Five Swiss appeared in a Geneva court on Monday charged with money laundering in connection with France’s Elf Aquitaine bribery scandal.
They are accused of overseeing illegal transfers of SFr46 million ($36 million) from Liechtenstein to Switzerland and face up to five years in jail.
Fifty witnesses are expected to testify during the trial, which is due to last two weeks.
The five accused – four men and one woman – allegedly acted on behalf of former Elf director Alfred Sirven, who was sentenced to five years in jail by a French court in November.
He was found guilty of embezzling funds from the former state-owned oil giant for the purposes of bribery.
According to the indictment, "defendants engaged in deliberate acts to prevent identification of the source, discovery or confiscation of large sums of money they knew or had reason to believe were the proceeds of a criminal act".
Court documents allege that millions of francs were transferred from Liechtenstein to Switzerland via “a complex financial network”.
The Swiss authorities seized SFr11 million in spring 2001 following lengthy investigations.
While the Geneva-based office of Elf Aquitaine International lies at the centre of the investigation, Geneva was not the only Swiss city through which money allegedly flowed.
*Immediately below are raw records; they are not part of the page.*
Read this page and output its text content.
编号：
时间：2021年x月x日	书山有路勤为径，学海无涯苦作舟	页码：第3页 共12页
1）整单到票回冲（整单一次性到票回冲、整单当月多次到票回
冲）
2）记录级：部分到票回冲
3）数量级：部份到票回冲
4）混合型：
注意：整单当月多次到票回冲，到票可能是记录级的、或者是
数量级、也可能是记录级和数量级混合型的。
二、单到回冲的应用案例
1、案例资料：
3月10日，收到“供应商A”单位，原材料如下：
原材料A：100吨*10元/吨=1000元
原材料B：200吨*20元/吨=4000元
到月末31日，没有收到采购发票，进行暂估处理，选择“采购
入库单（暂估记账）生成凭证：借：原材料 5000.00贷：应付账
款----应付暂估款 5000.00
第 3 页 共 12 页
Funds reportedly passed through Lausanne, Zurich and Lugano, most of them ending up in Liechtenstein.
Sirven, 77, who was released on bail in May pending an appeal next month, has been called to testify in the Geneva case.
Lawyer Christian Lüscher, who is representing one of the accused, said he also wanted to question former Elf chairman Loïk Le Floch-Prigent and former senior executive André Tarallo, who were jailed last year along with Sirven.
All three were among 37 people accused of embezzling around SFr450 million from the oil firm from the late 1980s to the early 1990s.
A French court heard that part of the money was used to pay bribes to secure contracts abroad.
The scandal spawned the biggest corruption trial in French history and touched the highest echelons of the country’s political elite.
Former French foreign minister Roland Dumas was sentenced to two years in jail in 2001 for receiving bribes from Elf, but later cleared on appeal.
“The advantage of this trial taking place in Switzerland is that it does not fall under the Official Secrets Act [of France],” said Lüscher. “It will therefore be possible to get to the bottom of the Elf affair.”
This is not the first time that the Swiss justice authorities have conducted inquiries related to the Elf corruption affair.
Swiss prosecutors were also asked to assist an investigation into the 1992 sale of the Leuna oil refinery, which was located in the former East Germany, to Elf.
It was alleged that bribes from the French company passed through Swiss bank accounts and were paid to German politicians.
German prosecutors said in 2001 that the Swiss were unable to provide evidence of corruption.
In July the same year Switzerland froze SFr800 million in suspected bribes allegedly channelled from Elf to help another French firm land a controversial contract to supply Taiwan with six frigates in 1991.
The case, which opened in Geneva on Monday, is linked to a major corruption case involving the former French state-owned oil firm, Elf Aquitaine.
The Swiss authorities tracked money from former Elf director Alfred Sirven from Liechtenstein and Switzerland.
They have accused five Swiss of acting on behalf of Sirven and laundering SFr46 million.
The Swiss investigation lasted four years.